Women with CF are typically fertile. However, abnormal, pH imbalanced, and thickened cervical mucus contribute to reduced fertility and infertility in some women with CF [Shteinberg et al 2019, Jain et al 2022]. Women with severe illness, malnutrition, and reduced body mass index may be anovulatory [Shteinberg et al 2021]. Until recent years, pregnancy rates in people with CF had remained relatively stable. With the introduction of highly effective CFTR modulator therapy, the rate of pregnancies has increased; more than 600 pregnancies were reported in women with CF (ages 14 to 45 years) in 2020 and 2021, which was more than twice the pregnancies reported in 2019 [Cystic Fibrosis Foundation Patient Registry 2020, Cystic Fibrosis Foundation Patient Registry 2021].
Salt Loss Syndrome
People with CF are at increased risk for excessive sodium chloride loss across various epithelial surfaces. This is particularly true during infancy and during episodes of sweating, vomiting, or diarrhea. Infants are at increased risk during the transition from human milk or infant formulas to baby food because of the lack of added salt in commercially available baby foods. Because of increased salt losses, people with CF are at increased risk for developing hyponatremic, hypochloremic dehydration. Chronically depleted levels of total body sodium can lead to chronic metabolic alkalosis. Children, adolescents, and adults must monitor dietary salt intake particularly in hot and humid climates and during periods of increased sweating (e.g., physical exercise, illness).
Mental Health
Anxiety and depression are increasingly recognized as major complications of CF. Elevated levels of anxiety have been reported in as high as 22% of the adolescent population and 32% of the adult population, while depression has been reported in as high as 10% of the adolescent population and 19% of the adult population. These rates of increased depression and anxiety are two to three times higher than community samples [Quittner et al 2014].
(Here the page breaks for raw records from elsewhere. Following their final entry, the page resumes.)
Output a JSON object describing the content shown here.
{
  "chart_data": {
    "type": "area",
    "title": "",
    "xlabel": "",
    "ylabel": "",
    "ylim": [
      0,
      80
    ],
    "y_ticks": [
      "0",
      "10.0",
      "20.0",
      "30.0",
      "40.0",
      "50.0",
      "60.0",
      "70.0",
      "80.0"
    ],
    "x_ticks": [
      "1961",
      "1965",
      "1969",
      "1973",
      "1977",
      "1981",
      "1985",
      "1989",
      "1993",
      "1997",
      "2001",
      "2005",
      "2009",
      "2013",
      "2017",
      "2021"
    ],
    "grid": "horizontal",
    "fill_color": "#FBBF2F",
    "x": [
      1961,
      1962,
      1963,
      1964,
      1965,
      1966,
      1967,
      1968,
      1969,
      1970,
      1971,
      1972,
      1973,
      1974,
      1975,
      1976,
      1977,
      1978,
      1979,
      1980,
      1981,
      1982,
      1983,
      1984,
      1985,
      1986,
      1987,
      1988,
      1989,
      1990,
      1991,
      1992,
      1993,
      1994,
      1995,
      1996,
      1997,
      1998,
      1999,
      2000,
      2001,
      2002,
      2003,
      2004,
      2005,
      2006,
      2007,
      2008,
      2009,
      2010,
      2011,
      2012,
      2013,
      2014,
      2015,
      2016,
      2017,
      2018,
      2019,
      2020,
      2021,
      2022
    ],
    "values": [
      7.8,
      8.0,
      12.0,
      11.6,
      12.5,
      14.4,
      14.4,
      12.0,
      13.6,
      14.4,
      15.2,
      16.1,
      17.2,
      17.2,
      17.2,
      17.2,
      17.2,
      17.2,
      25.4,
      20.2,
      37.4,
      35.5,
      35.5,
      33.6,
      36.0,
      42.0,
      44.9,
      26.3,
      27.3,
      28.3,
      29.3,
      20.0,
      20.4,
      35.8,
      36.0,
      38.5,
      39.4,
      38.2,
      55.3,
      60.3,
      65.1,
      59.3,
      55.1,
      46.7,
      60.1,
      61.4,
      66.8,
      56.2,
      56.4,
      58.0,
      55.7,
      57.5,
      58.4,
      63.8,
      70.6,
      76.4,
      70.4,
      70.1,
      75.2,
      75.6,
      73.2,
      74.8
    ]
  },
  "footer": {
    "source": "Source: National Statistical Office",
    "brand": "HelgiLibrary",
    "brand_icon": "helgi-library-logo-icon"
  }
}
Palliative care in CF focuses on reducing physical and emotional symptoms and improving quality of life [Kavalieratos et al 2021]. Palliative care occurs alongside usual treatments and is individualized according to the unique goals, hopes, and values of each person [Dellon et al 2018]. One specific area that palliative care can aid in improving the quality of life for people with CF is related to pain, since 60%-89% of children and adults in various studies have reported pain [Masson et al 2017].
Genotype-Phenotype Correlations
The Clinical and Functional Translation of CFTR website provides genotype-phenotype information for CFTR pathogenic variants including sweat chloride, lung function, pancreatic status, and pseudomonas infection rates.
The strongest genotype-phenotype correlations have been identified in the context of pancreatic function. The most common CFTR pathogenic variants have been classified as pancreatic sufficient (PS) or pancreatic insufficient (PI). Individuals who are PS usually have one or two PS alleles, indicating that PS alleles are dominant with respect to pancreatic phenotype [Rueda-Nieto et al 2022].
Beyond pancreatic function, genotype does not consistently predict phenotype. Pulmonary disease severity varies widely among individuals with identical genotypes (see Molecular Genetics, Genetic Modifiers).
CFTR pathogenic variants associated with protein trafficking, channel gating, and channel conductance have approved targeted therapies. See Table 5 and Jia & Taylor-Cousar [2023].